Somut olayda; kendisine küfür edildiğini düşünen sanık, bunun nedenini sormak için, motosikletin peşine düşmüş, önüne geçmiş, yavaşlayarak ve işaret ederek motosikleti durdurmak istemiştir. Bu amaçla, öncelikle sağ şeritte önlerinde yavaşlamış, sonra durmaları için işaret etmiş, buna rağmen durmayarak sol şeritten kaçmaya çalışmaları üzerine de arabasını sol şeride kırmıştır. Burada, sanığın doğrudan yaralama veya öldürme kastı ile hareket etmediği açık ise de; sanık, karayolunda seyreden bir otomobil sürücüsünün yapması gereken normal davranış biçimlerini terk etmiş, adeta otomobilini maktul ve arkadaşının bulunduğu motosikleti durdurmak için bir alet olarak kullanma yolunu seçmiş, bu suretle de gerek kendisi için, gerek motosiklet için, gerekse karayolunu kullanan diğer araç ve kişiler için tehlikeli sonuçlar doğuracak şekilde hareketler sergilemiş, bunu yaparken de otomobilinin önünü motosikletin kaçış yönüne kırmakta bir beis görmemiştir.
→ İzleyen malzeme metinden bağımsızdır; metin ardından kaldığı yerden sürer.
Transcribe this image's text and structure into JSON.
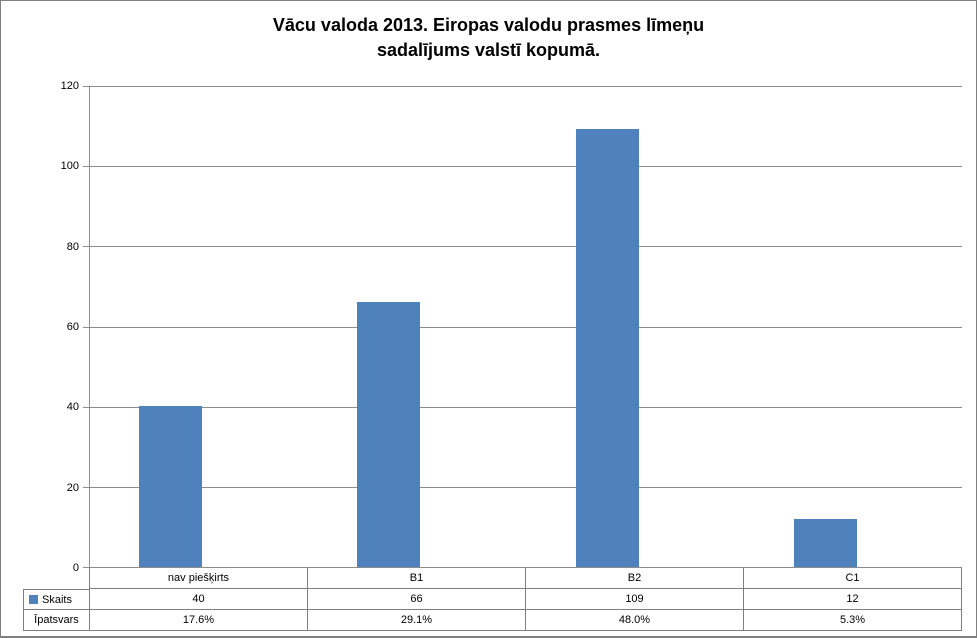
{
  "chart_data": {
    "type": "bar",
    "title": "Vācu valoda 2013. Eiropas valodu prasmes līmeņu sadalījums valstī kopumā.",
    "categories": [
      "nav piešķirts",
      "B1",
      "B2",
      "C1"
    ],
    "series": [
      {
        "name": "Skaits",
        "values": [
          40,
          66,
          109,
          12
        ],
        "plotted": true
      },
      {
        "name": "Īpatsvars",
        "values": [
          "17.6%",
          "29.1%",
          "48.0%",
          "5.3%"
        ],
        "plotted": false
      }
    ],
    "xlabel": "",
    "ylabel": "",
    "ylim": [
      0,
      120
    ],
    "ytick_step": 20,
    "grid": true,
    "legend_position": "data-table-left",
    "bar_color": "#4f81bd"
  },
  "title": {
    "line1": "Vācu valoda 2013. Eiropas valodu prasmes līmeņu",
    "line2": "sadalījums valstī kopumā."
  },
  "y_axis": {
    "ticks": [
      "120",
      "100",
      "80",
      "60",
      "40",
      "20",
      "0"
    ]
  },
  "table": {
    "categories": [
      "nav piešķirts",
      "B1",
      "B2",
      "C1"
    ],
    "rows": [
      {
        "label": "Skaits",
        "values": [
          "40",
          "66",
          "109",
          "12"
        ]
      },
      {
        "label": "Īpatsvars",
        "values": [
          "17.6%",
          "29.1%",
          "48.0%",
          "5.3%"
        ]
      }
    ]
  },
  "colors": {
    "bar": "#4f81bd",
    "grid": "#8c8c8c",
    "table_border": "#7f7f7f",
    "text": "#000000"
  }
}
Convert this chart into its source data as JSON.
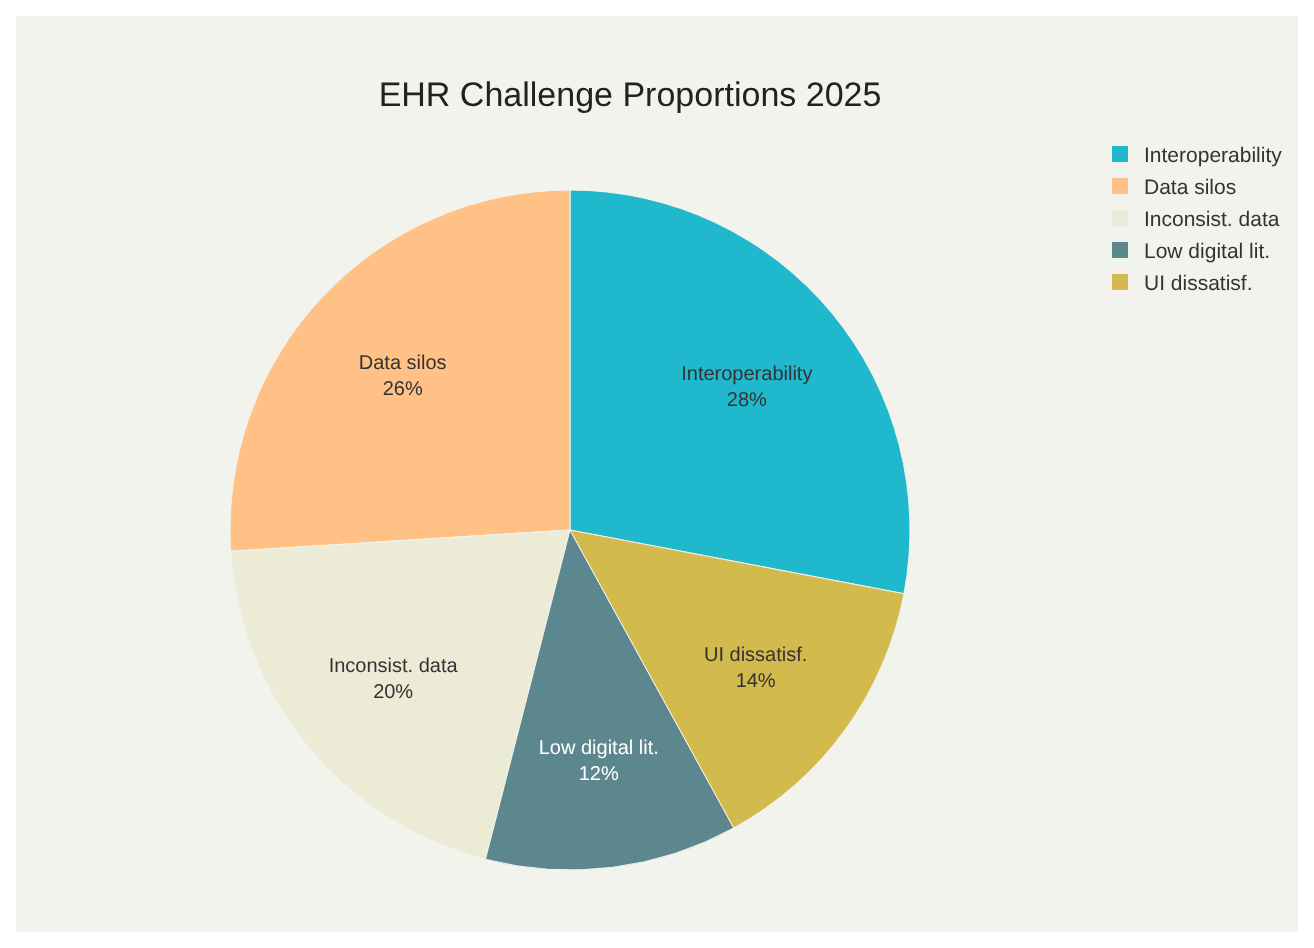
{
  "chart_data": {
    "type": "pie",
    "title": "EHR Challenge Proportions 2025",
    "categories": [
      "Interoperability",
      "Data silos",
      "Inconsist. data",
      "Low digital lit.",
      "UI dissatisf."
    ],
    "values": [
      28,
      26,
      20,
      12,
      14
    ],
    "value_labels": [
      "28%",
      "26%",
      "20%",
      "12%",
      "14%"
    ],
    "colors": [
      "#1fb8cd",
      "#ffc185",
      "#ecebd5",
      "#5d878f",
      "#d2ba4c"
    ],
    "legend": "top right"
  }
}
Dolayısıyla da, ısrarla gerçekleştirdiği eylemin ölümle sonuçlanabileceğini öngörmüş ve bu hareketinin neticesini kabullenmiştir, başka bir deyişle “olası ölüm neticesine” kayıtsız kalmış, “olursa olsun” demiştir.
Bunun yanında, maktul ve arkadaşı B..tarafından sanığa yönelik olarak yapıldığında kuşku bulunmayan ve B.’ın ifade ettiğinin aksine, sanık ve yanındaki kız arkadaşı tarafından “küfür” olarak algılanan hareketin sanık yönünden “haksız tahriki” oluşturacağı ve olası kastla işlenen suçlarda da “haksız tahrik” hükümlerinin uygulanmasına bir engel bulunmadığı kabul edilmelidir.
Bu itibarla; sanık hakkında “haksız tahrik altında 18 yaşından küçük olan kişiyi olası kastla öldürme” suçundan verilen hükmün onanmasında bir isabetsizlik görülmediğinden, Yargıtay Cumhuriyet Başsavcılığı itirazının reddine karar verilmelidir.
Çoğunluk görüşüne katılmayan 5 Genel Kurul üyesi ise; itirazın kabulü yönünde karşıoy kullanmışlardır.
SONUÇ:
Açıklanan nedenlerle,
1- Yargıtay Cumhuriyet Başsavcılığı itirazının REDDİNE,
2- Dosyanın Kırklareli Ağır Ceza Mahkemesine gönderilmek üzere, Yargıtay Cumhuriyet Başsavcılığına TEVDİİNE, 05.10.2010 günü yapılan müzakerede oyçokluğuyla karar verildi.